New social platforms
New platforms are emerging constantly and you undoubtedly feel as though you should be scrambling to master them. First, evaluate whether it will be worth the time and money to learn to implement the new platform. Is your demographic using it? Are your competitors using the new platform and to what effect?
When using any platform, keep these two things in mind:
1) Our customers and clients expect quick responses; only take on as much as you can maintain and build a plan that enables you to respond to conversation and feedback (“likes”, “retweets”, etc) quickly.
2) Do your best to match the form and function of the platform you are using, i.e.: avoid auto-posting from one format to another. Twitter is about short content and images and a timely, sometimes location-based conversation; Facebook can stomach longer posts; Instagram is all about hashtags and images. Matching your content and channel will result in higher engagement rates.
Saying “Yes and” & Taking Risks
My “yes and” philosophy emerges from years of improvisational acting.
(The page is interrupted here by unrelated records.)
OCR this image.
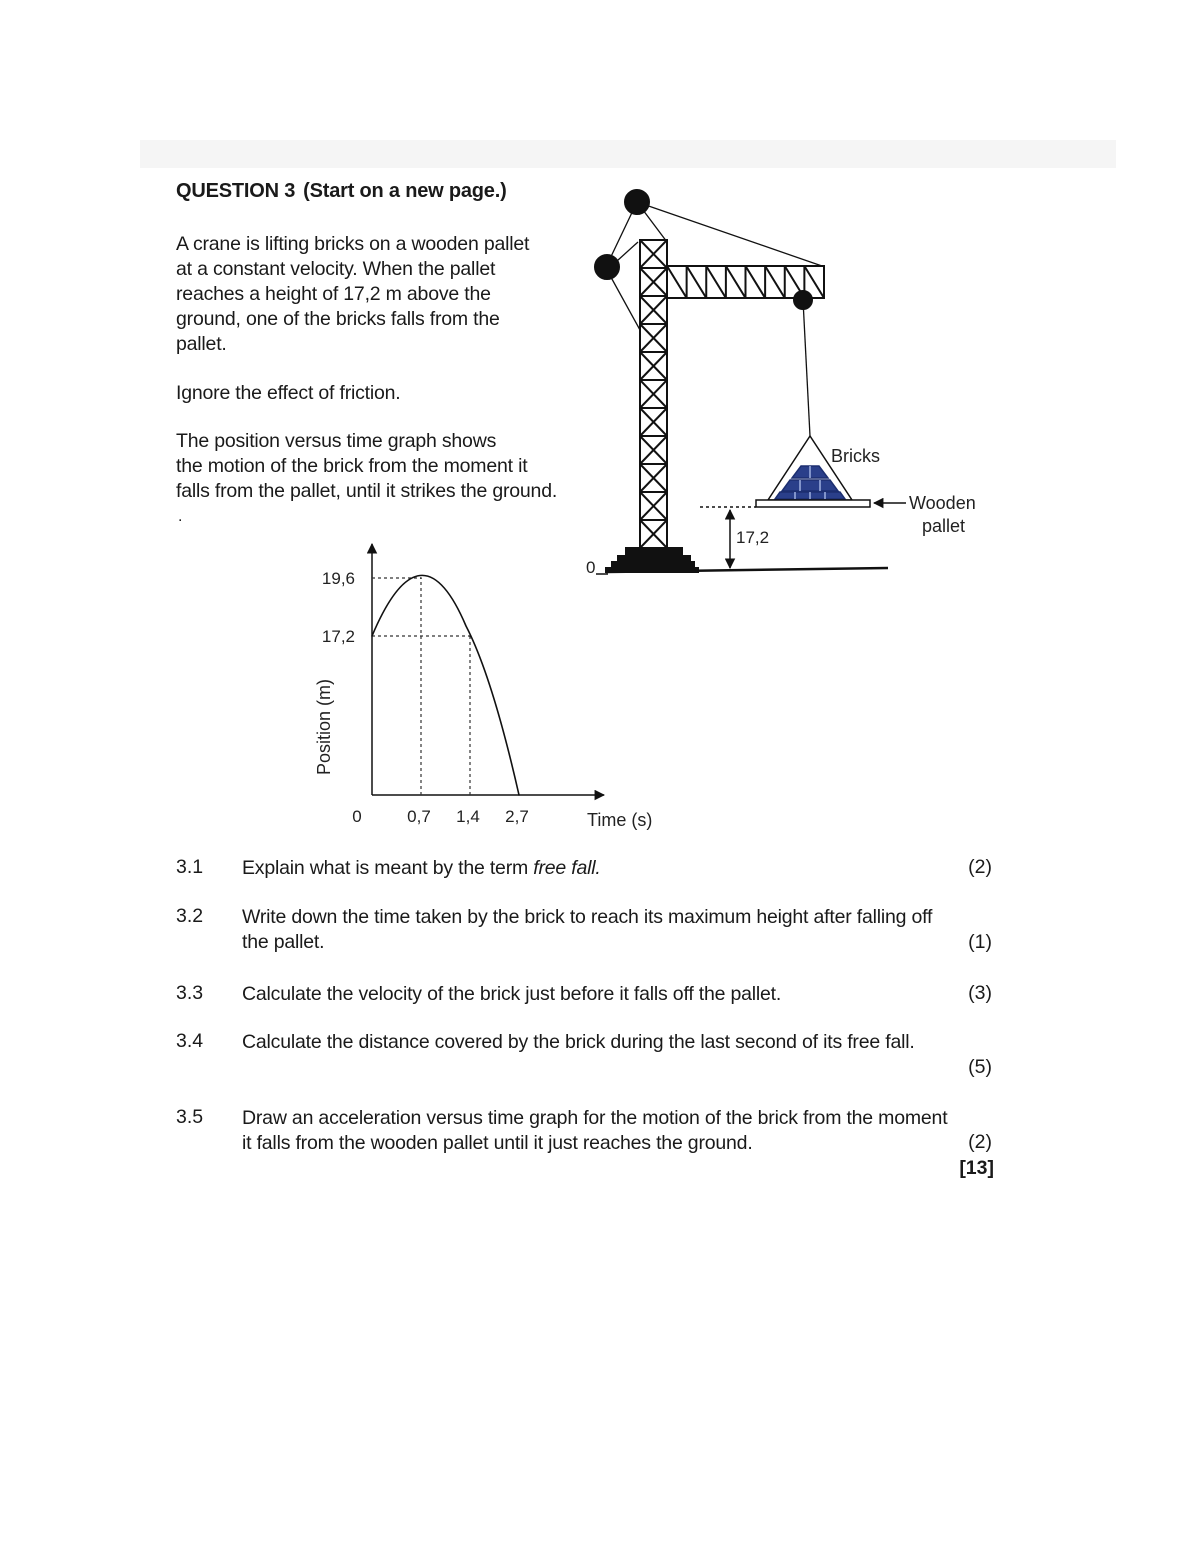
QUESTION 3 (Start on a new page.)
A crane is lifting bricks on a wooden pallet
at a constant velocity. When the pallet
reaches a height of 17,2 m above the
ground, one of the bricks falls from the
pallet.
Ignore the effect of friction.
The position versus time graph shows
the motion of the brick from the moment it
falls from the pallet, until it strikes the ground.
.
Bricks
Wooden
pallet
17,2
0
0	0,7 1,4 2,7
19,6
17,2
Time (s)
Position (m)
3.1 Explain what is meant by the term free fall.	(2)
3.2 Write down the time taken by the brick to reach its maximum height after falling off the pallet.	(1)
3.3 Calculate the velocity of the brick just before it falls off the pallet.	(3)
3.4 Calculate the distance covered by the brick during the last second of its free fall.
(5)
3.5 Draw an acceleration versus time graph for the motion of the brick from the moment it falls from the wooden pallet until it just reaches the ground.	(2)
[13]
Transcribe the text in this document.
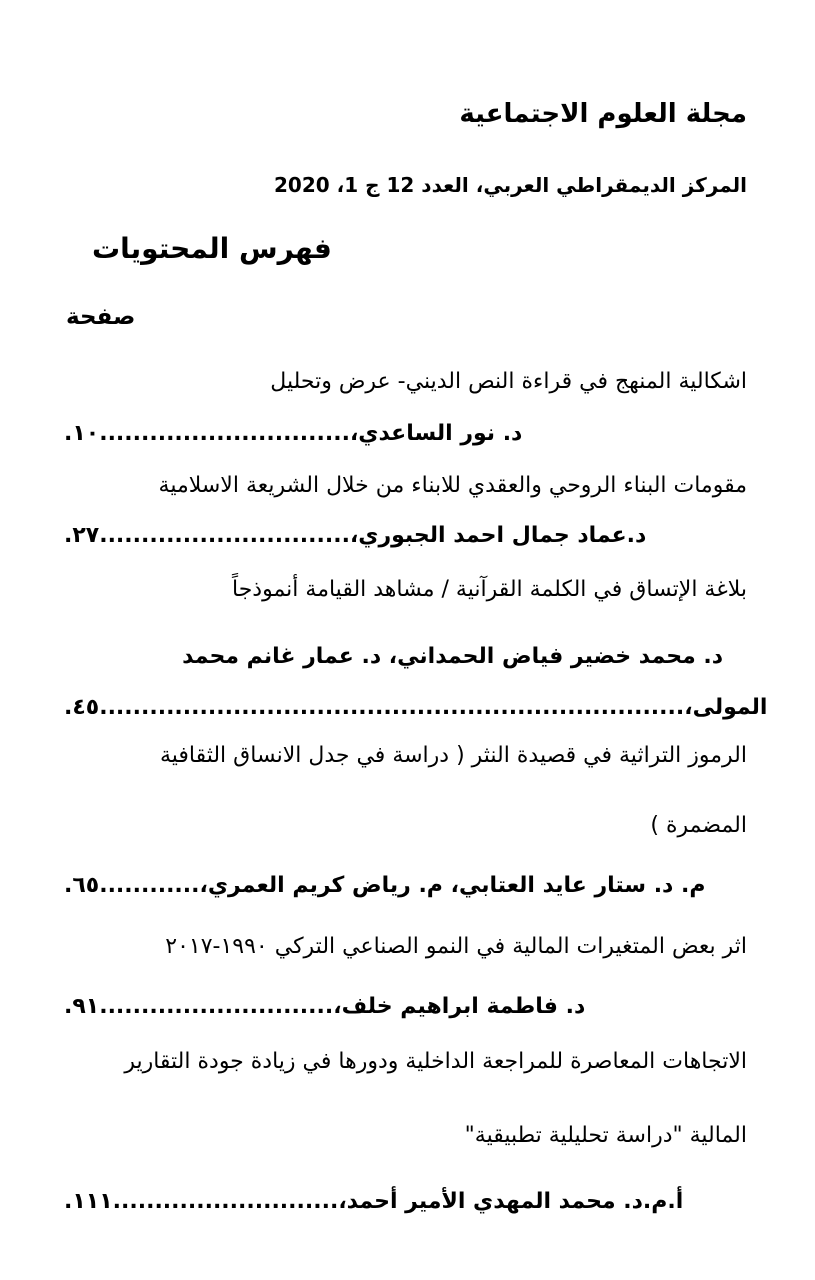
مجلة العلوم الاجتماعية
المركز الديمقراطي العربي، العدد 12 ج 1، 2020
فهرس المحتويات
صفحة
اشكالية المنهج في قراءة النص الديني- عرض وتحليل
د. نور الساعدي،..............................١٠.
مقومات البناء الروحي والعقدي للابناء من خلال الشريعة الاسلامية
د.عماد جمال احمد الجبوري،..............................٢٧.
بلاغة الإتساق في الكلمة القرآنية / مشاهد القيامة أنموذجاً
د. محمد خضير فياض الحمداني، د. عمار غانم محمد
المولى،......................................................................٤٥.
الرموز التراثية في قصيدة النثر ( دراسة في جدل الانساق الثقافية
المضمرة )
م. د. ستار عايد العتابي، م. رياض كريم العمري،............٦٥.
اثر بعض المتغيرات المالية في النمو الصناعي التركي ١٩٩٠-٢٠١٧
د. فاطمة ابراهيم خلف،............................٩١.
الاتجاهات المعاصرة للمراجعة الداخلية ودورها في زيادة جودة التقارير
المالية "دراسة تحليلية تطبيقية"
أ.م.د. محمد المهدي الأمير أحمد،...........................١١١.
It sums up the best way to generate new and innovative ideas for campaigns and general engagement. “Yes and” thinking travels to unexplored corners, works the old stuck ideas out, and generates amazing new ones in their place. Hand in hand with “yes and” comes the need to follow through on those good ideas which sometimes involves taking risks. Being agile and being willing to test various approaches doesn’t necessarily require spending a lot of money. Risk-taking can pay off when it is strongly aligned with brand and mission.